Blue straightened Ana, holding her nose when a wave of sickly sweet decay hit her.

“Leave her be, Blue. We know the truth now. We should go.”

“It’s disrespectful.” Blue swallowed past the tears, the anger. “Leaving her like this. She should at least look like she’s at peace, instead of being discarded like she was nothing.”

She tried to fix Ana’s dress, to have it lie over her body gracefully like it would had she been given a proper burial. Something pricked Blue’s finger, and she drew back, shaking her hand as blood welled.

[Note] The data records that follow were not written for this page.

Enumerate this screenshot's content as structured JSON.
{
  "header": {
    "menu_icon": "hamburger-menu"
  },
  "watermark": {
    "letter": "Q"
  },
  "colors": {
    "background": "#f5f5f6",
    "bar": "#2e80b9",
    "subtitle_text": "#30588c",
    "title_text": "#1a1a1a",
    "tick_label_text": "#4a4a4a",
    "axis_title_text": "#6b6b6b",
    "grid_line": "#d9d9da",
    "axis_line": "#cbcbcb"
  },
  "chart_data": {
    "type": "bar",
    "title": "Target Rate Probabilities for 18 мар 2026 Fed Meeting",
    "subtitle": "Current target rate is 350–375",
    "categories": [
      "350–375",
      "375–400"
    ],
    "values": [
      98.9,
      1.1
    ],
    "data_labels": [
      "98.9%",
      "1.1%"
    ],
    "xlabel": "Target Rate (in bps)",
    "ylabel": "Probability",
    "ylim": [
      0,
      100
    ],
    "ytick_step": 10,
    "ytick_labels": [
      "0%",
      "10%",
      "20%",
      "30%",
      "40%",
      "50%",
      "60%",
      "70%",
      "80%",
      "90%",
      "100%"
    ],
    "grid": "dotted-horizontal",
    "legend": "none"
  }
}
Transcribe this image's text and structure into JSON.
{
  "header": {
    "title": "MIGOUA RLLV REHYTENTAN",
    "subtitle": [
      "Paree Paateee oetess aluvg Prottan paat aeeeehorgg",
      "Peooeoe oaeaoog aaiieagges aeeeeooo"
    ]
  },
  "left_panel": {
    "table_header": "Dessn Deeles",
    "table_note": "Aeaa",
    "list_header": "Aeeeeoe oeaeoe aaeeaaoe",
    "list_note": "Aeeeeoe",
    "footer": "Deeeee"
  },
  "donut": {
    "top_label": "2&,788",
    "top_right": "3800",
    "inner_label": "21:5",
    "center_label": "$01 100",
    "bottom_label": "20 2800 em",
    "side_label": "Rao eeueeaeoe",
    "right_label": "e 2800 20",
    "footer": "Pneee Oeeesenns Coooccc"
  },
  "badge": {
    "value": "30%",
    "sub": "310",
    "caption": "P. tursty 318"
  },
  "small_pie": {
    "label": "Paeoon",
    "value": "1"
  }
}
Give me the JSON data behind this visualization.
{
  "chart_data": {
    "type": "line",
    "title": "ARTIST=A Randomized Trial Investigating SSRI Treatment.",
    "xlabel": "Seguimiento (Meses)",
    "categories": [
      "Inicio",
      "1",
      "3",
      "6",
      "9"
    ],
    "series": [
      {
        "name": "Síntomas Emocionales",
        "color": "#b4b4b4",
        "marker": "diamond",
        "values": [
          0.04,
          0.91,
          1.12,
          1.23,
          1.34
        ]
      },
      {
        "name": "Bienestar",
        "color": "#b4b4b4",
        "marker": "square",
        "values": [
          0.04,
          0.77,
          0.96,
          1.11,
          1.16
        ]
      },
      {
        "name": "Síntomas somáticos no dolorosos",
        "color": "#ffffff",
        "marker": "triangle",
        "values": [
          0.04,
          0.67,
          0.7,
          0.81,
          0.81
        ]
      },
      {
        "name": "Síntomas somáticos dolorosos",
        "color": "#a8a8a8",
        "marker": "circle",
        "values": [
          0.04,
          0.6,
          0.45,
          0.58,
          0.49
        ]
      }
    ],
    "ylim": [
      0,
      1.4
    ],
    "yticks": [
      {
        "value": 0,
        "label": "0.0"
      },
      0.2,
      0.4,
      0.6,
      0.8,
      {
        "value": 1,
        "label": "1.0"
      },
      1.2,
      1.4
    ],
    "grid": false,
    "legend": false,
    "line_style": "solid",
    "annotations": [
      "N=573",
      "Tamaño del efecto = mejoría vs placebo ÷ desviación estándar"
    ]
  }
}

“All right. It’s all right.” Kellan sank to the ground beside her. “I’ll help.”

He gently combed Ana’s hair to lie neatly around her and then worked on smoothing her dress. Blue watched Ana’s face, a strange buzzing gathering in her blood and heading toward her hands.

She turned her head and stared at the gaping maw of the Wilds. At the gate and the threads of metal that held it closed.

A shadow detached itself from the darkness behind a clump of vines, and the buzzing within Blue became a scream of pain and power as a shimmering, smokelike human shape undulated closer. The dark pits where its eyes would have been were fixed on Blue.

The bells on the road behind them rustled gently, a soft melody that sounded like wind chimes. The wraith moved closer, and the bells rang faster, their clappers striking their iron sides with relentless fury. A wild, discordant song swirled into the air, filling Blue’s senses with rage and longing as she locked eyes with the wraith.

She needed to touch the monster. To press her skin to the gate and reach through it. The need was a craving—a powerful ache rising from some dark, unfathomable place within her—and it would not be denied. The monster would know pain then. It would know punishment for its heinous crimes. All she had to do was touch it. Her magic, usually an ember in her palm, was liquid fire in her veins. If she could just wrap her magic around the wraith, she could destroy the monster. She was sure of it.

“Blue, no!”

Kellan slammed into her, knocking her to the ground and wrapping himself around her. She blinked and stared around her in confusion.

When had she stood to her feet? Why had her hand been a breath away from the lock at the gate? She didn’t realize she’d actually been reaching for it.

The wraith opened its mouth and wailed, a scream of fury and anguish that scraped the air like a sword, blending with the bells, a storm of anguished rage trapped in its prison.

Kellan pulled back, his eyes wild. “What were you doing?”

“I don’t know!” She looked over his shoulder as the wraith rushed for the gate, its wail shaking the ground beneath her. “I don’t even remember standing up and moving toward the gate.”

“We’re leaving.” Kellan rolled them away from the gate and then climbed to his feet, keeping her hand securely in his.